Page 4 of Run to Me
She walked home alone again.
At night.
In New York fucking City.
I swear my angel is trying to give me a fucking heart attack.
Does she not realize what goes on at night in this city? Does she not understand the danger she’s putting herself in?
She walked home at one a.m. for fuck’s sake!
It’s a good thing she has me to look out for her.
Luckily, dinner at my father’s didn’t last too long. I left as soon as Luca and Izzy did, not wanting to hang around. It was bad enough that I had to take time away from Robyn during the day so I could do odd jobs for my dad, I didn’t want to be at dinner too late in case she needed me.
And it’s a good thing I left early, because there’s no way in hell I would have survived if she had to walk home alone without me watching her.
I can tell she’s starting to realize she has someone watching her, following her. I don’t want to scare her, but I’m also not going to stop doing what I’m doing.
What if I stop following her because she’s uncomfortable and something happens to her? I’d never fucking forgive myself.
My whole family think I’ve gone off the deep end. I can tell they’re worried, though they were worrying for the wrong reasons. Apparently, Dad had asked Luca to check in with me and make sure I wasn’t going to hurt her.
Fucking hurt her.
I’d never hurt her, I want to cherish her, protect her, be her motherfucking knight in shadowed armor, watching over her.
It’s been a month since I first laid eyes on her. The first few days after the night at the club were hell. I had no idea how to track her down, how to figure out who she was and where I could find her. Luckily, my new sister-in-law—who it turns out isn’t the spoiled Mafia princess we were all expecting—seems to be some sort of tech whiz and helped me out by hacking the clubs’ cameras.
It turns out that Izzy is the complete opposite of the woman we thought she was. That became clear on the night of hers and Luca’s wedding, when she took Luca to a cabin in the middle of nowhere to show him the three men she had tied up in a basement. I like her. She’s good for my brother, and has been giving me good advice on Robyn, since I’m pretty fucking clueless when it comes to women.

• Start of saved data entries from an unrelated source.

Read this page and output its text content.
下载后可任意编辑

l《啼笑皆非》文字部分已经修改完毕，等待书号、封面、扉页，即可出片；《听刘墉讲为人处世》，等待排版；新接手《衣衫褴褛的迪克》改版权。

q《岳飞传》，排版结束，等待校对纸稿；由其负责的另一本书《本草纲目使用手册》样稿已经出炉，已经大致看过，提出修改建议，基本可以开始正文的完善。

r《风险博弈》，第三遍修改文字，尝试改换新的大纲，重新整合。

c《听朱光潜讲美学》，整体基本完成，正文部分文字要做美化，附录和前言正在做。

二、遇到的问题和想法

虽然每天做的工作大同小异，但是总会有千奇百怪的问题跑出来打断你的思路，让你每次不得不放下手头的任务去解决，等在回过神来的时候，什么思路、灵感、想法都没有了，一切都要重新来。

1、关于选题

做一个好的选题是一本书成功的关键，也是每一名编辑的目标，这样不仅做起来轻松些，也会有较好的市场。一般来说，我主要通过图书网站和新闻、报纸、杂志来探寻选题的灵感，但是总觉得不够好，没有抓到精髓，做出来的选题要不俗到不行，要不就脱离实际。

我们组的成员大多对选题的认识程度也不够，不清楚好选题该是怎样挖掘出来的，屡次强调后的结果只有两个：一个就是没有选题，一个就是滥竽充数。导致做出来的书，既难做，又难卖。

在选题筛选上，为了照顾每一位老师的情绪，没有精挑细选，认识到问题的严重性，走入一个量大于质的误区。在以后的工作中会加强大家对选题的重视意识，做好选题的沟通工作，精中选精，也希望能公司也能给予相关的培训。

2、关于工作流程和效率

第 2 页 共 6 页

My obsession with her only escalated after I knew more about her from Izzy. Once I knew her name and where she worked and lived, I started parking on the corner of the street at night to make sure she was staying inside where it was safe. Then it escalated, andI started driving this way during the day, slowing down just enough to get a glimpse of her.
She has a bad fucking habit of walking home from her friend’s house at night, so I make sure to be around in the evenings so I can see if she’s leaving her apartment because there’s no way in fuck I’d ever just leave her on her own.
My angel isn’t alone anymore. She may not know me, she may not have any idea of the full depths I’m going to for her, but she isn’t fucking alone. She never will be, if I have anything to say about it.
She’s the most precious thing I’ve ever seen, and I’ll be damned if I let anyone get near her.
Luckily, she doesn’t seem to be interested in dating, because if I had to see her with another man? I’d lose my fucking shit and probably end up gutting him right in front of her.
I really don’t think she would appreciate that.
As much as I enjoy watching her, I need to get fucking close to her but I can’t get too close; I don’t want to bring her into my life. I don’t want to put her in danger, but I also can’t stand not being able to see her up close. Which is why I bombarded Izzy with questions at dinner about what she likes to do in her free time. I needed an excuse to take her to the bookstore, since I don’t have a fucking clue about what books are good to read, I need my sister-in-law there as a buffer.
And I’ll finally get to see my angel up close, I’ll be able to look into her eyes. I’ll be able to talk to her, hear her voice. Maybe I’ll even get close enough to find out what she smells like?
I’ve thought about breaking into her apartment when she’s not home, but I’ve somehow managed to restrain myself, knowing if I do that, there will be no coming back from it. I’ll end up breaking in every fucking day, whether she’s home or not.
And then I really will spiral out of control.
The chaos has been absent lately, my need to create mayhem obsolete since I’ve been watching her.
It comes back sometimes when I’m away from her for an extended period of time. But when I’m in her vicinity, I’m at peace.
And it turns out peace is really fucking nice.
“Are you nervous?” Izzy asks from beside me as we grow closer to our destination.